EigenLayer ($EIGEN) is the latest sensation in the crypto world, revolutionizing how Ethereum staking works. Built to enable restaking, this ethereum based token lets ETH stakers opt-in to secure other decentralized systems, boosting crypto security and capital efficiency. With top-tier VC backing and serious dev energy behind it, $EIGEN is more than just another altcoin—it’s an entire infrastructure shift. Whether you’re a DeFi degen, a staking pro, or just crypto-curious, EigenLayer is one name you can’t ignore in 2025.

EigenLayer

What Is EigenLayer (EIGEN)?

It is a restaking protocol on Ethereum that allows stakers to reuse their staked ETH or liquid staking tokens to secure additional services, networks, or middleware. This creates a decentralized marketplace for trust and significantly boosts Ethereum’s utility.

How Does Restaking Work?

Restaking means you take ETH (or stETH, rETH, etc.) that’s already staked and allow it to be used again in other systems that require trust—like bridges, oracles, or rollups—without unstaking or double-counting risk.

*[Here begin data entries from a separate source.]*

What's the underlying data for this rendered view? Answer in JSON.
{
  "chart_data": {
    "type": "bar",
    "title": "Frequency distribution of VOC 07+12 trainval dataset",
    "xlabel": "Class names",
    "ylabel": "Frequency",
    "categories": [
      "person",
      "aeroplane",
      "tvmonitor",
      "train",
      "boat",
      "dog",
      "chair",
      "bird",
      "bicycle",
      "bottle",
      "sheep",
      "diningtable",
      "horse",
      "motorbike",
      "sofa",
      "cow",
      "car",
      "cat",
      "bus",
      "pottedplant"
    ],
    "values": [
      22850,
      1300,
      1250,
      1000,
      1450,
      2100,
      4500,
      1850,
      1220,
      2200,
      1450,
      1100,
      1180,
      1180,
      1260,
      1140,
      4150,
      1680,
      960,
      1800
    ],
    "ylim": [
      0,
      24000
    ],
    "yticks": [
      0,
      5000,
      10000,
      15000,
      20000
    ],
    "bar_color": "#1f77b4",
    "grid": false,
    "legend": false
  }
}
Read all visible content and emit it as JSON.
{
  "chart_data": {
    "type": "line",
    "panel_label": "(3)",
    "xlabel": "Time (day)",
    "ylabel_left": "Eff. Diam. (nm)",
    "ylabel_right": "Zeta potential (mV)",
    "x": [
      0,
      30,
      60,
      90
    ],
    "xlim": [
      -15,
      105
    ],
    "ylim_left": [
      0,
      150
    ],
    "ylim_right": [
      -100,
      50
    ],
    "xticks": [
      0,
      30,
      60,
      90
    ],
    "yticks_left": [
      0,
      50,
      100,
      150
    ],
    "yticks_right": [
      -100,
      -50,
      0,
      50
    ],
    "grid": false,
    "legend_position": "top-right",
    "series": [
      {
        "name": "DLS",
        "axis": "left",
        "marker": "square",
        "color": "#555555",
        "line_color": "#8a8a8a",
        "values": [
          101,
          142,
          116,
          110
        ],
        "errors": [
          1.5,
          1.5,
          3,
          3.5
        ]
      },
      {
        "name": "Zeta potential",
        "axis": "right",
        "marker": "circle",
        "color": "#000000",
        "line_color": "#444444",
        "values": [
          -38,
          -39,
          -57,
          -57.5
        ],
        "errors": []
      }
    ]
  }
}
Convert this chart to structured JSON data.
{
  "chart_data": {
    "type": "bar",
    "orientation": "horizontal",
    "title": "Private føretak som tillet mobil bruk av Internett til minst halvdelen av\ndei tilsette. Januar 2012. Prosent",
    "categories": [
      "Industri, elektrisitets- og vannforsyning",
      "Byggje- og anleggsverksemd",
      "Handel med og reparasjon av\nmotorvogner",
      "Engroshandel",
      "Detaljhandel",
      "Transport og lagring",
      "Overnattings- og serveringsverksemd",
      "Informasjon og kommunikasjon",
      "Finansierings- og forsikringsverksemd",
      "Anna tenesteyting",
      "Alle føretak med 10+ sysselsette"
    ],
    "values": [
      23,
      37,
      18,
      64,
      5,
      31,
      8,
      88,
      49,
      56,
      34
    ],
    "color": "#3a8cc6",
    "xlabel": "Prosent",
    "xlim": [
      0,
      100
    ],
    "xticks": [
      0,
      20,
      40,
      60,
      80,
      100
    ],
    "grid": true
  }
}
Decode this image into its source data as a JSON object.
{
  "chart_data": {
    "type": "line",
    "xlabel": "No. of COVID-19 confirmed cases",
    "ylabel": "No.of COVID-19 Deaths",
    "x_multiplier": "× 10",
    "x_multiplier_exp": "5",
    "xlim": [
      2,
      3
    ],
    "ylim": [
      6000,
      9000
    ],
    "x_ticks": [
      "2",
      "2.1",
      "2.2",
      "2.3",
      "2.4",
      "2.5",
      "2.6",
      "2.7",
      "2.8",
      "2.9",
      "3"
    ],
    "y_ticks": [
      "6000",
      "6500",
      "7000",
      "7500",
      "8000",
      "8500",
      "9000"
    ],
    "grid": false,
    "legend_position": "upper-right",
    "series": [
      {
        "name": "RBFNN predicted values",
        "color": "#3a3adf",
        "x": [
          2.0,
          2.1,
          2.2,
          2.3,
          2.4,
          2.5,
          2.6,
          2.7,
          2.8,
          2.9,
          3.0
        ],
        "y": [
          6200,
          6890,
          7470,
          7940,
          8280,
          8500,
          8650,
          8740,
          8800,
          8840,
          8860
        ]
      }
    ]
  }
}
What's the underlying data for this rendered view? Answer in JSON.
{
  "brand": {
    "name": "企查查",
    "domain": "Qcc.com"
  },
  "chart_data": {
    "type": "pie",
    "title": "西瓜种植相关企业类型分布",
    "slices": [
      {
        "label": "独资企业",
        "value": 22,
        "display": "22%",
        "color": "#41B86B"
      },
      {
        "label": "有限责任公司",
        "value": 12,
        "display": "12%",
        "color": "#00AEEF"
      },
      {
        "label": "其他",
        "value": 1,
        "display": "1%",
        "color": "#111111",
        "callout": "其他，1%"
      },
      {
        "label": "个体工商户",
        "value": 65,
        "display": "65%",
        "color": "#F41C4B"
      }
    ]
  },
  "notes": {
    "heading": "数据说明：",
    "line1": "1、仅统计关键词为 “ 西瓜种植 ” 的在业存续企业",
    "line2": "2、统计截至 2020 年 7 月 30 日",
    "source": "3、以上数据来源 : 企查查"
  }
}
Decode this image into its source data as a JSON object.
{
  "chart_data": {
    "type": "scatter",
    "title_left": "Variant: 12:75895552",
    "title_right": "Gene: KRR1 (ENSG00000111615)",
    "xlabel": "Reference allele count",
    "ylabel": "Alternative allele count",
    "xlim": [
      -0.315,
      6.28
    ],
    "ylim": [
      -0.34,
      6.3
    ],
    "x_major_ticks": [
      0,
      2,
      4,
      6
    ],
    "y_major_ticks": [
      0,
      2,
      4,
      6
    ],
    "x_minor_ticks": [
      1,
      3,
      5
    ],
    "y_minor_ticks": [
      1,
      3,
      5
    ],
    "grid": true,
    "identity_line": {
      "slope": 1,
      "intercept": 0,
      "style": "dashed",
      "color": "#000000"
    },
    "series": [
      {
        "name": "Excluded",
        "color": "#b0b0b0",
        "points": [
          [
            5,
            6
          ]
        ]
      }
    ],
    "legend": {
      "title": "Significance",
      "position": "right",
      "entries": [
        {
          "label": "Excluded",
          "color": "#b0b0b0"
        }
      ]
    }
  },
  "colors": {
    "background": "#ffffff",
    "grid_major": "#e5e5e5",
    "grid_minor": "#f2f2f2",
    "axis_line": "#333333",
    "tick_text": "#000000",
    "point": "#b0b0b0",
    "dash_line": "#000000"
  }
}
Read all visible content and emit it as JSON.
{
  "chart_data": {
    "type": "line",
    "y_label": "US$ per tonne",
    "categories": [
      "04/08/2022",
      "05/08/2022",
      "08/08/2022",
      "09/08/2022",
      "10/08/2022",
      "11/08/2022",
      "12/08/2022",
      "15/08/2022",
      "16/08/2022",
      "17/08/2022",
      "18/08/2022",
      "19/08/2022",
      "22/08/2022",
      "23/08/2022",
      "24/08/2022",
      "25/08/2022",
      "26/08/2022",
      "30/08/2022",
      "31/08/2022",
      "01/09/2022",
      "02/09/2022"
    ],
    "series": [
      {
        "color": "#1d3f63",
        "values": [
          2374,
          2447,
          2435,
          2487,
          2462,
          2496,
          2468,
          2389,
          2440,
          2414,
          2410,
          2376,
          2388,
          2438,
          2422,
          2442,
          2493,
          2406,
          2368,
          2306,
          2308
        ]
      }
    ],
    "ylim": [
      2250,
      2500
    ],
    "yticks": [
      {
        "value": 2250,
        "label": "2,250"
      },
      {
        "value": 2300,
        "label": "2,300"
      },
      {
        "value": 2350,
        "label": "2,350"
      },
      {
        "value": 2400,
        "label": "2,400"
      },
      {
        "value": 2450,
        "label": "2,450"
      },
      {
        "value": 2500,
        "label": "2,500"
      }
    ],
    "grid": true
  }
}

Why Is EigenLayer So Hyped?

EigenLayer solves a massive problem: the fragmentation of crypto security. With this, multiple dApps and protocols can share Ethereum’s security layer, making Web3 faster, cheaper, and more secure. Plus, $EIGEN rewards are 🔥.

How to Buy EIGEN Token

You can grab $EIGEN on major exchanges like Binance, Coinbase, and Uniswap. Remember to do your own research (DYOR), especially in a bull market full of hype and scams.